Unfortunately, the "P" word (practicality) is creeping into my wife's and my discussions.   It has zero cargo space for one thing, and we really do need a sedan.

Be Prepared.

unix

  • Trusted Member
  • Wise Sage
  • ******
  • Posts: 4107
Good deals...
« Reply #24 on: September 04, 2007, 05:56:42 pm »
I have a checklist I developed over the years that I take with me when buying used cars.

I do some shade tree auto repair work (belts,  brakes, oil change - simple stuff) but even then like to have someone look at the vehicle. I know someone who is very good at detecting hidden body work. Supposedly there is this tool that will analyze the paint and will tell you if it's original or not.

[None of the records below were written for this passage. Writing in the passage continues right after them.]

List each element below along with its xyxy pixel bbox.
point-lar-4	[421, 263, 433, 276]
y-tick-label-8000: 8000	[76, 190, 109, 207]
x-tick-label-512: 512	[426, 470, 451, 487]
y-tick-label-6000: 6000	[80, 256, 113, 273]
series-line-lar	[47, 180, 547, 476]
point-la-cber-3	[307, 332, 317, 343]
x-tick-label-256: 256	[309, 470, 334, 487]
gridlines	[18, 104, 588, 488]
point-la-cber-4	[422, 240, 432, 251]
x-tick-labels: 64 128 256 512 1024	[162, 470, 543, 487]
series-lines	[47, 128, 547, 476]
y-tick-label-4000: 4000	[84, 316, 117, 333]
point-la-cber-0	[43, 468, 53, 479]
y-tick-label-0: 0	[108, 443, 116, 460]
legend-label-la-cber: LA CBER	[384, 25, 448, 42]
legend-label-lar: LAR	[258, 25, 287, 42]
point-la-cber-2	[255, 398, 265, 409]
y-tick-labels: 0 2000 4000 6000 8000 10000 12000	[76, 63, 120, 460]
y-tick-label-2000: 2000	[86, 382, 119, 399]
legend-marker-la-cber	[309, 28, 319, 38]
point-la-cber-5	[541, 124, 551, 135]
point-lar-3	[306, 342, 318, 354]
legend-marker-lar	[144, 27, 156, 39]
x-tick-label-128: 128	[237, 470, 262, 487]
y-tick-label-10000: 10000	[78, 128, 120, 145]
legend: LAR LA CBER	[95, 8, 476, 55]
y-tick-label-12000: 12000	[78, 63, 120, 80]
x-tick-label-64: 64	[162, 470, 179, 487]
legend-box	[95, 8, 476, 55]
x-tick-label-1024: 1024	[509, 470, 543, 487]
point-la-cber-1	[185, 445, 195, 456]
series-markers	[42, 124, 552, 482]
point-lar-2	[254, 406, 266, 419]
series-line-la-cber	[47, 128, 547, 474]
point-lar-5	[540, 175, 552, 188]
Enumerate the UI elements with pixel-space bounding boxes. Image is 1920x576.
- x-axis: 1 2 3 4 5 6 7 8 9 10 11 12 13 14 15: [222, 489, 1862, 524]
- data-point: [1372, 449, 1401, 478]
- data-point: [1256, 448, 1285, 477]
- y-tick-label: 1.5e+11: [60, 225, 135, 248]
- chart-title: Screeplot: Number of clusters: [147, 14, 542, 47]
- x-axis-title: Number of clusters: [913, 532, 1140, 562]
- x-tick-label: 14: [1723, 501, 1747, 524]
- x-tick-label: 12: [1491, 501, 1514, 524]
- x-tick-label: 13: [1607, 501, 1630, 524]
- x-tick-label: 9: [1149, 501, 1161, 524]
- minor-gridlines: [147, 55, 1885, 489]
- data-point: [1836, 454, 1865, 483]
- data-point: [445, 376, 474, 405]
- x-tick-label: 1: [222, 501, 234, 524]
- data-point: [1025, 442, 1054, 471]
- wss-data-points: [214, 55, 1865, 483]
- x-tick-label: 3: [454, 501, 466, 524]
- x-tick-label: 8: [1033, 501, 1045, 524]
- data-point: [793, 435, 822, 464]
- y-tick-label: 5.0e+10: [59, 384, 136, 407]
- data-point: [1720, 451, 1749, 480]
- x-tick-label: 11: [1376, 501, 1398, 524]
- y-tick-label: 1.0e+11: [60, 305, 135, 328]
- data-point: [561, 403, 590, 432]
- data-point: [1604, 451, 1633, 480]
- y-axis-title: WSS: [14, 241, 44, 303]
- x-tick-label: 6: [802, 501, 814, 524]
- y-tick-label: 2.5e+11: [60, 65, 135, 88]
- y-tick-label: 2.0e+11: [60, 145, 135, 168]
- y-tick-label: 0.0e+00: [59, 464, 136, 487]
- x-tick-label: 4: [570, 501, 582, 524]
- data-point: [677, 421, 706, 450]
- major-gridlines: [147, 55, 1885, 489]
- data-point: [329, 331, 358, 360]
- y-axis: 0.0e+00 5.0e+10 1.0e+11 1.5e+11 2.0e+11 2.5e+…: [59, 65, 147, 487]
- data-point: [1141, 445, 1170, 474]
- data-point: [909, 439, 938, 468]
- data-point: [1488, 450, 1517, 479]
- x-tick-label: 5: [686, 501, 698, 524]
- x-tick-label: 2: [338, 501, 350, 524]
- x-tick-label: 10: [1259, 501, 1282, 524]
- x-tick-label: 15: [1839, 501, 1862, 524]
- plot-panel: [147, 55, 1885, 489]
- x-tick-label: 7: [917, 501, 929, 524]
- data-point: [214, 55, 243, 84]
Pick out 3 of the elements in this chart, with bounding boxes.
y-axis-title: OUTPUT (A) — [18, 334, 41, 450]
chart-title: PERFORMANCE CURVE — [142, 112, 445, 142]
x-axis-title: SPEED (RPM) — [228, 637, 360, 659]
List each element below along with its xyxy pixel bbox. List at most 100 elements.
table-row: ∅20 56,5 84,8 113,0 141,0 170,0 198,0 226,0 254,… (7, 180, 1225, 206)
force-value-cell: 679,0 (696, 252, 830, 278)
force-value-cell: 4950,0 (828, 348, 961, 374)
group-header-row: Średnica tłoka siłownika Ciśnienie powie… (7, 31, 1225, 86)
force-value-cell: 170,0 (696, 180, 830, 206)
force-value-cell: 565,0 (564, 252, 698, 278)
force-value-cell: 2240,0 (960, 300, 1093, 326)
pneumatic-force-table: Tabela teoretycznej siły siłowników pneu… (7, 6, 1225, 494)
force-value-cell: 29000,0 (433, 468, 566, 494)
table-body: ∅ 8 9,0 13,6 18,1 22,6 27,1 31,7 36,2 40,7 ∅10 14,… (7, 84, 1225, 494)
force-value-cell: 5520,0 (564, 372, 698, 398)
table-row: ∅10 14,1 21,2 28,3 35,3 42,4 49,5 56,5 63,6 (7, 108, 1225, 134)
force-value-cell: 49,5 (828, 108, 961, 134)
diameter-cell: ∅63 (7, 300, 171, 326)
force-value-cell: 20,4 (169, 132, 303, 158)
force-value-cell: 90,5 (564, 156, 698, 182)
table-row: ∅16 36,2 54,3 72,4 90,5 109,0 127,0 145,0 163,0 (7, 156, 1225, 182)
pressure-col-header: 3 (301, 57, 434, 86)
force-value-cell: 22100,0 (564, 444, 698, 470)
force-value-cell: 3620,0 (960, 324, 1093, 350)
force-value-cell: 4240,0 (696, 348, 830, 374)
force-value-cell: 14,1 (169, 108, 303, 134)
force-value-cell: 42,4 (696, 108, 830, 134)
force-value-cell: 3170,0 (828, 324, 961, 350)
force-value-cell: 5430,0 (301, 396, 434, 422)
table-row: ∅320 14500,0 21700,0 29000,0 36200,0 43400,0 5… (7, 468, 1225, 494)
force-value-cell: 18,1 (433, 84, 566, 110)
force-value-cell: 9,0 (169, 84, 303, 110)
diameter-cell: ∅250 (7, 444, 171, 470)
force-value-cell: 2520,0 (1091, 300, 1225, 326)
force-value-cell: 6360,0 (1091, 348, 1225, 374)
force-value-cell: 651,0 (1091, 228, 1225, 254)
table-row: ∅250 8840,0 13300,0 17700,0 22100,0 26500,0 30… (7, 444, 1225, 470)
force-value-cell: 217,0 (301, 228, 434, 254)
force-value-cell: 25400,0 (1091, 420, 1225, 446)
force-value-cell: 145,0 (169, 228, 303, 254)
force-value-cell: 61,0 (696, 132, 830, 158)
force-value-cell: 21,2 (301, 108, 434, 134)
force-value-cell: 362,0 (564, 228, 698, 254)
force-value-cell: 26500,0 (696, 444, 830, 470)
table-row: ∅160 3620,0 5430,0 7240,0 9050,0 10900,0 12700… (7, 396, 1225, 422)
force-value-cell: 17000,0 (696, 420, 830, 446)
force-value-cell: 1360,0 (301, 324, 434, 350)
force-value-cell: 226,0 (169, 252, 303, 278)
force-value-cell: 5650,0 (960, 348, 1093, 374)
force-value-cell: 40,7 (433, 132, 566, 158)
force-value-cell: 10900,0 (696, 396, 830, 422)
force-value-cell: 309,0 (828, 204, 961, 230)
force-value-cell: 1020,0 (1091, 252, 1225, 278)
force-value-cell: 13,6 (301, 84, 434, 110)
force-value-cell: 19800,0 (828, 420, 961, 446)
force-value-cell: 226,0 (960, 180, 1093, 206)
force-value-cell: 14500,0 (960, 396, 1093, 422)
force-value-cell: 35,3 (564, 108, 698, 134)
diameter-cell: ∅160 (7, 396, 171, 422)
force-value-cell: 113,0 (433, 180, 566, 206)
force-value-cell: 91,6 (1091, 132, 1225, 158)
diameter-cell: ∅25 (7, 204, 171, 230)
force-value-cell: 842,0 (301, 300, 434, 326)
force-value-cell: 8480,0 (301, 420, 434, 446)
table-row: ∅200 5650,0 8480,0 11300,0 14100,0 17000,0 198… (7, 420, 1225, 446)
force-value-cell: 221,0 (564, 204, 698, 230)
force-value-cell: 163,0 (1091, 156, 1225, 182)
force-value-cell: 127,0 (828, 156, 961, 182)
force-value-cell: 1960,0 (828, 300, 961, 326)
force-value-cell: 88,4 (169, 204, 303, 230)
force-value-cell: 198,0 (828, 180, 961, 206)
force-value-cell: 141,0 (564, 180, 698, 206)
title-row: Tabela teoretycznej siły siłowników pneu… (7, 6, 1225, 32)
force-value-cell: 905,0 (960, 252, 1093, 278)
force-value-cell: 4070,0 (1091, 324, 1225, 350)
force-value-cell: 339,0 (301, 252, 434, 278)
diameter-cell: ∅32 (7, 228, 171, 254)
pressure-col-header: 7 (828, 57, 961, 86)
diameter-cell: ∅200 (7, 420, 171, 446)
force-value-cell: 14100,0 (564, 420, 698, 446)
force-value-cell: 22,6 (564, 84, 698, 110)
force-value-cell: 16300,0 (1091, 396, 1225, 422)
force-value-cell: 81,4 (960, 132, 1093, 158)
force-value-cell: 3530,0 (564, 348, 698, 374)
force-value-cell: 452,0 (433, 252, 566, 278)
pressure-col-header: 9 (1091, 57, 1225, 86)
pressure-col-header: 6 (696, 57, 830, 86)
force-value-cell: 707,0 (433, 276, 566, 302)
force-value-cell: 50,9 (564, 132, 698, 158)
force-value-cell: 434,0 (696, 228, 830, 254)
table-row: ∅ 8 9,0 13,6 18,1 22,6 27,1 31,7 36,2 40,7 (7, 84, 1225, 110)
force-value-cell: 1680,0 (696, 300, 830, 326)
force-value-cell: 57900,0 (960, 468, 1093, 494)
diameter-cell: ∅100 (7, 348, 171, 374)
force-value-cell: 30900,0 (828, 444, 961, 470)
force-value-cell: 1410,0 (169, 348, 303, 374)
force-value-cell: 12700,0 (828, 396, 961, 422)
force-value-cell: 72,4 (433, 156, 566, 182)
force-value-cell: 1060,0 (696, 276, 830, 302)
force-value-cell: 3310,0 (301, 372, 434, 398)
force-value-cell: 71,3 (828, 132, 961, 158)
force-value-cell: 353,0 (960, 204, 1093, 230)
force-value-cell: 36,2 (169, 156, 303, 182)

On the subject of salvage vehicles, I got a good deal on one. A 6 year old Nissan with 62K miles for 6 grand. The bumper and the hood were replaced due to a low speed collision. The frame wasn't damaged.  I wouldn't say they fixed it perfectly but   mechanically it was in excellent condition. I drove it for a year and got almost all funds out of it. They do have issues if the air bags got deployed you may not be able to pass the inspection without much work.
 
BMW's are the ultimate driving machines. Had a 325i 5 speed that I got for a grand with 200K miles on it, that old thing was an absolute money pit but never had a vehicle that handled as well. Now  I wouldn't consider anything older than 5 years with bimmers, and a very complete repair history. When they age, they are less reliable than the asian or even domestic vehicles and parts are priced insane even considering DIY repairs.

Fleabay has lots of good deals on everything automotive - definitely a buyer's market.


Brawndo. It's got what plants crave.

mixxalot

  • Guest
2008 BMW 328i sedan or Audi A4 sedan 2.0T
« Reply #25 on: September 06, 2007, 07:54:51 pm »
In that case, I like the new 2008 Audi A4 with 2.0T in manual transmission.

A fun sports sedan. The new BMW 328i sedan is also quite good as is the new 2008 Mercedes C300 sport sedan.

mixxalot

  • Guest
New 2008 Corvette a great sports car
« Reply #26 on: September 06, 2007, 07:57:37 pm »
I test drove this past week. What a fun rocket! Has a lot of trunk space for a sports car as well. I had no problem shifting. Very smooth the clutch was tricky. Much improved over the 2004 Corvette.

I still prefer Porsche and BMW though over Corvette. Until the make a mid-engine one.